Eine Immobilie besichtigen, dann schnell zur Bank und gleich einen Kreditvertrag unterschreiben. So zügig wird es künftig nicht mehr gehen, obwohl im teuren Hamburger Immobilienmarkt die Chancen auf den Zuschlag deutlich wachsen, wenn der potenzielle Käufer bereits eine Finanzierungszusage hat. Immerhin 40 Prozent der Hamburger Mieter möchten nach einer Haspa-Umfrage gern in den eigenen vier Wänden leben. Doch mit der EU-Wohnimmobilienkreditrichtlinie (WKR), die heute, Montag, in Kraft tritt, gelten neue Spielregeln für Banken und Verbraucher: mehr Beratung, mehr Papier, strengere Kreditwürdigkeitsprüfung. Das Abendblatt beantwortet die wichtigsten Fragen.
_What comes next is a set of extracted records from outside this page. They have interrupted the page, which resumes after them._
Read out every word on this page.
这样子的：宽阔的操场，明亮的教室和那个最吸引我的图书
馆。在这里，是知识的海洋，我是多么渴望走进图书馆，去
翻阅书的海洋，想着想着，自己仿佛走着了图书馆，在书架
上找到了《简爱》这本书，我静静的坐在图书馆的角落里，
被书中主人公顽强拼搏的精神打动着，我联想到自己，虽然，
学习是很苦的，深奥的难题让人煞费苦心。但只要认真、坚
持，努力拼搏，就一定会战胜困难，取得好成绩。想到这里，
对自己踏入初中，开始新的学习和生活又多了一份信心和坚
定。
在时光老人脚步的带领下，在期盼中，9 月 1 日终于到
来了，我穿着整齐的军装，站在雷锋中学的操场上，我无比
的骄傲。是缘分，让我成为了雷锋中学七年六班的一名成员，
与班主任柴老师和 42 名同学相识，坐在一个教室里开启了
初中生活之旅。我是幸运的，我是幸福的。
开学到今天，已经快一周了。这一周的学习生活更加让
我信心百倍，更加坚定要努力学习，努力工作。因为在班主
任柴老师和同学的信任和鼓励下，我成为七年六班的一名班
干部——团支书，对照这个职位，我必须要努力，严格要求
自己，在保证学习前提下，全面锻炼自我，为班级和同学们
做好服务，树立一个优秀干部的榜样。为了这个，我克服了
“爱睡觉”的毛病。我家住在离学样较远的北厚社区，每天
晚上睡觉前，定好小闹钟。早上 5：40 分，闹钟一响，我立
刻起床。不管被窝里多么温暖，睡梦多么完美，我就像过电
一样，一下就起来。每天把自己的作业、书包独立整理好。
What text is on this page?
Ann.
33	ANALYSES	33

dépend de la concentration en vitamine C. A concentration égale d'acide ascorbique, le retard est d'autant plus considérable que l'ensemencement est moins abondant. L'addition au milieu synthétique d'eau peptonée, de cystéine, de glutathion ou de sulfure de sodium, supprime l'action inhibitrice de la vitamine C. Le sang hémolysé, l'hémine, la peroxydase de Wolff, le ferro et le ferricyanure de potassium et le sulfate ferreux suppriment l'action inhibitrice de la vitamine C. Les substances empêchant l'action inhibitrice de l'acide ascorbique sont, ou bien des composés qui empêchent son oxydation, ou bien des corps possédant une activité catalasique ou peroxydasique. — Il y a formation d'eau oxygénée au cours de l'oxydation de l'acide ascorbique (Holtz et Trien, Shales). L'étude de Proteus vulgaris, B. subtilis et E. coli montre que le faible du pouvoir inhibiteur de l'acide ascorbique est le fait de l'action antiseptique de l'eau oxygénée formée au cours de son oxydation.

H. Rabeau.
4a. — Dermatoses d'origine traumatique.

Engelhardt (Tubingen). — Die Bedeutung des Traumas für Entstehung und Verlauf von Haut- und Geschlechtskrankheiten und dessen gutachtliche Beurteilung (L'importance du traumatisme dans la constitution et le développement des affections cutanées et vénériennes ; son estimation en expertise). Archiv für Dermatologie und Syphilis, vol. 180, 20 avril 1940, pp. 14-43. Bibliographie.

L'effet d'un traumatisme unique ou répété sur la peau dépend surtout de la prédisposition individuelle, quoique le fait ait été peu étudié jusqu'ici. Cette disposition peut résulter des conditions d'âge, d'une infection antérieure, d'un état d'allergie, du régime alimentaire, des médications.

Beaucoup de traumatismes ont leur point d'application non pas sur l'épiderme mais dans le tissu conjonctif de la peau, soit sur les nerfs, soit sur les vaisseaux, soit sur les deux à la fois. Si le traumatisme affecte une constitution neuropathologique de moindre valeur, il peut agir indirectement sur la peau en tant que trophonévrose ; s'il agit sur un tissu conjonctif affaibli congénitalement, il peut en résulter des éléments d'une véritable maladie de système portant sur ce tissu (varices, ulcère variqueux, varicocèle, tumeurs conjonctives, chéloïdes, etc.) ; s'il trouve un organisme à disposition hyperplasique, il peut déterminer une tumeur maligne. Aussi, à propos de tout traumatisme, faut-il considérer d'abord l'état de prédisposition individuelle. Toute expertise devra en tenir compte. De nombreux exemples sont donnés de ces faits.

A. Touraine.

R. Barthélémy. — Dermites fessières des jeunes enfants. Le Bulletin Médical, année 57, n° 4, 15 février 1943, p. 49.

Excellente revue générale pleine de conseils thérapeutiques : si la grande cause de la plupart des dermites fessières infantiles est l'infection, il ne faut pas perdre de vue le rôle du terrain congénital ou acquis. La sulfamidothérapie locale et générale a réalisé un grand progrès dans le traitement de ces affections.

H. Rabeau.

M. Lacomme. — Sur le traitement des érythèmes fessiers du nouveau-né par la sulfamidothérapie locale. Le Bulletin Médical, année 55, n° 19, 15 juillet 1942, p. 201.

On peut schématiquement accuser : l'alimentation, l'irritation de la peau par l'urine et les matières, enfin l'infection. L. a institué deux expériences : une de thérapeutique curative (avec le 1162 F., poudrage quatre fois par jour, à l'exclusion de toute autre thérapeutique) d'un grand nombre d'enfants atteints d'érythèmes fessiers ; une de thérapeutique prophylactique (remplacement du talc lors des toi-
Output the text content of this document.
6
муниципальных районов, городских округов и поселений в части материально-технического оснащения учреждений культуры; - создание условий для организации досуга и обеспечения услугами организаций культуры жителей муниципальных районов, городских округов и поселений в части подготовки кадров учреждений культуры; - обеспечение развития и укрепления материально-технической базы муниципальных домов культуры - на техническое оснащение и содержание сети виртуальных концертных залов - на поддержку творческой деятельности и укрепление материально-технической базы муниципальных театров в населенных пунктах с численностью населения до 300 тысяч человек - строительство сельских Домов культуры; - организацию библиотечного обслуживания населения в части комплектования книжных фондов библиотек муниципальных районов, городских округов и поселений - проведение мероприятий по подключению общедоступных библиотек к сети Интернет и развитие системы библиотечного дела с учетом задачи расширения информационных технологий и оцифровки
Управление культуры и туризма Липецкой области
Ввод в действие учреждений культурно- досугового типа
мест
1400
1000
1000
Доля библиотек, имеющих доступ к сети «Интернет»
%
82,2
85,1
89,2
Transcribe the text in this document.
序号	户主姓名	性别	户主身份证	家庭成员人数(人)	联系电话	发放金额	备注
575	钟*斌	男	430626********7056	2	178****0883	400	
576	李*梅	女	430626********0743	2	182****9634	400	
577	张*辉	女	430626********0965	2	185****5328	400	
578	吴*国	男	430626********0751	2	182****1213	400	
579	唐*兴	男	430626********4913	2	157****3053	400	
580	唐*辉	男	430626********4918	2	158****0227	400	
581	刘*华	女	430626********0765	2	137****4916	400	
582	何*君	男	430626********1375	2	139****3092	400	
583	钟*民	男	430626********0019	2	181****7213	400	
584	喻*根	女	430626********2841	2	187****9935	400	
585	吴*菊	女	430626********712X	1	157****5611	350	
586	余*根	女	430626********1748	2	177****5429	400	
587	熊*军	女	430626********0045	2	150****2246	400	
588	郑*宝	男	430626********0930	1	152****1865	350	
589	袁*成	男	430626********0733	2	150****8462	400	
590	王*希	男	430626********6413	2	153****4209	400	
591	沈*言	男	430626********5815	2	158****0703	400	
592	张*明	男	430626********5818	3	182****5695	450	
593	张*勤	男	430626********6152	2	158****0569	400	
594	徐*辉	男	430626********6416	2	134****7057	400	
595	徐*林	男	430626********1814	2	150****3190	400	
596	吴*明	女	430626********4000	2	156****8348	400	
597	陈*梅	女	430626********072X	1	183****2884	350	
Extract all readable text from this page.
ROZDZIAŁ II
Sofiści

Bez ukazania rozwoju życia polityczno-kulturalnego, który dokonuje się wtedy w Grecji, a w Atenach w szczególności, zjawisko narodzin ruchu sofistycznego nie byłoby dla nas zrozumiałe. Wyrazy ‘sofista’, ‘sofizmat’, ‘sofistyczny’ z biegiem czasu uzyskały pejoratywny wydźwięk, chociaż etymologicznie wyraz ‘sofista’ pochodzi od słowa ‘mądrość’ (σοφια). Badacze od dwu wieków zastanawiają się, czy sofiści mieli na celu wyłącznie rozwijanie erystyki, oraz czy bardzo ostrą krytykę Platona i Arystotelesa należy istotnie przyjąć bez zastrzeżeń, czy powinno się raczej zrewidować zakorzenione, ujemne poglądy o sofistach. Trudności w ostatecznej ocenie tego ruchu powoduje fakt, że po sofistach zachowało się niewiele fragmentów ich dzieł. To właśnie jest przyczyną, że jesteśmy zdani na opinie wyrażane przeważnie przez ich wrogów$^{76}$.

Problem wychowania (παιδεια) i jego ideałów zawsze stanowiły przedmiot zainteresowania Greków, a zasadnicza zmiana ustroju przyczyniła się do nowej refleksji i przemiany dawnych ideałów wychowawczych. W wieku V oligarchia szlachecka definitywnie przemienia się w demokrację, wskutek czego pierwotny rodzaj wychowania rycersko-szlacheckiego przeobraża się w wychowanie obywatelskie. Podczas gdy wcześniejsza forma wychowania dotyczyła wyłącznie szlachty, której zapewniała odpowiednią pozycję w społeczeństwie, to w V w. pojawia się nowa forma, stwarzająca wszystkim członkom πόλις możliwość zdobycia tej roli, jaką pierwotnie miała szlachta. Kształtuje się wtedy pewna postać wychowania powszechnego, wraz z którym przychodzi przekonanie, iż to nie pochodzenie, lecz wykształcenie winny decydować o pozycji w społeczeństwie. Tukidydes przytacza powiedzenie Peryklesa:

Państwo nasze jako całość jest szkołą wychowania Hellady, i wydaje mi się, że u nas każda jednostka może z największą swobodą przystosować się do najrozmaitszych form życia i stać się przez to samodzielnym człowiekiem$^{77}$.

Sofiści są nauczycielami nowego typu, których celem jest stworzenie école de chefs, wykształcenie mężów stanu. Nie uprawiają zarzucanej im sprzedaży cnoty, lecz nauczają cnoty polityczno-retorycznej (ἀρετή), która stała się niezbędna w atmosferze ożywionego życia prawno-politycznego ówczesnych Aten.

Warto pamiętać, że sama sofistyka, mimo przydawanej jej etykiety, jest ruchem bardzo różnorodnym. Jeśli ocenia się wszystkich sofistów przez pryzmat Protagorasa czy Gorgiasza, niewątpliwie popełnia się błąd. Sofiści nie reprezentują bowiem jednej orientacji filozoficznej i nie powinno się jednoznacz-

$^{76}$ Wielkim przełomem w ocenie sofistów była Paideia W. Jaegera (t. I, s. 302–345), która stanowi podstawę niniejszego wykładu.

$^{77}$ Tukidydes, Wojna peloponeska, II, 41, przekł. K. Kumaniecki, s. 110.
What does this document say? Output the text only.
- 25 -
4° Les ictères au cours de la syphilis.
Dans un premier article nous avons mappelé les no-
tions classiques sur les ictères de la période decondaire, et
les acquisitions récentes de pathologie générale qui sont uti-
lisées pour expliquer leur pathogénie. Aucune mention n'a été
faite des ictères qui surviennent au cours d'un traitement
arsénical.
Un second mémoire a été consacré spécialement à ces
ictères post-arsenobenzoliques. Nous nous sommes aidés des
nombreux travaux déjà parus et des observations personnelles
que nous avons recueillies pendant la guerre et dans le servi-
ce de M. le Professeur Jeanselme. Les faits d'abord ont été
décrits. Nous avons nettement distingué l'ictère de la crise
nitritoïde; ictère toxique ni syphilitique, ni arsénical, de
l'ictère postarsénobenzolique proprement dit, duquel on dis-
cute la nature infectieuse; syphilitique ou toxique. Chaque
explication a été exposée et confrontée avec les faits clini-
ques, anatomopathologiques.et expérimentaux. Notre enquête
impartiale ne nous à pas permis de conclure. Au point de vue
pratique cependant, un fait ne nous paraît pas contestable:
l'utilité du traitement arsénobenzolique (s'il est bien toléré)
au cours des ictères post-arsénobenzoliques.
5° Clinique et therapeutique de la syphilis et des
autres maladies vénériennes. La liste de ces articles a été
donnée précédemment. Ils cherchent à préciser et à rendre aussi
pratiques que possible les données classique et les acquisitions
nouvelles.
Was ist die EU-Wohnimmobilienkreditrichtlinie?
Die Vorgaben kommen aus Brüssel und mussten in nationales Recht umgesetzt werden. Dazu wurde eine ganze Reihe von Gesetzen in Deutschland geändert. Verbraucher sollen bei einer so weit­reichenden Entscheidung wie dem Immobilienkauf umfassender beraten werden. „Das ist eine Folge der Finanzkrise, für die faule Immobilienkredite in den USA der Auslöser waren“, sagt Frank-Christian Pauli, Bankenexperte des Verbraucherzentrale Bundesverbands. „Vom Prinzip her begrüßen wir die neuen Regelungen.“



Wird es nun schwieriger, eine Baufinanzierung zu bekommen?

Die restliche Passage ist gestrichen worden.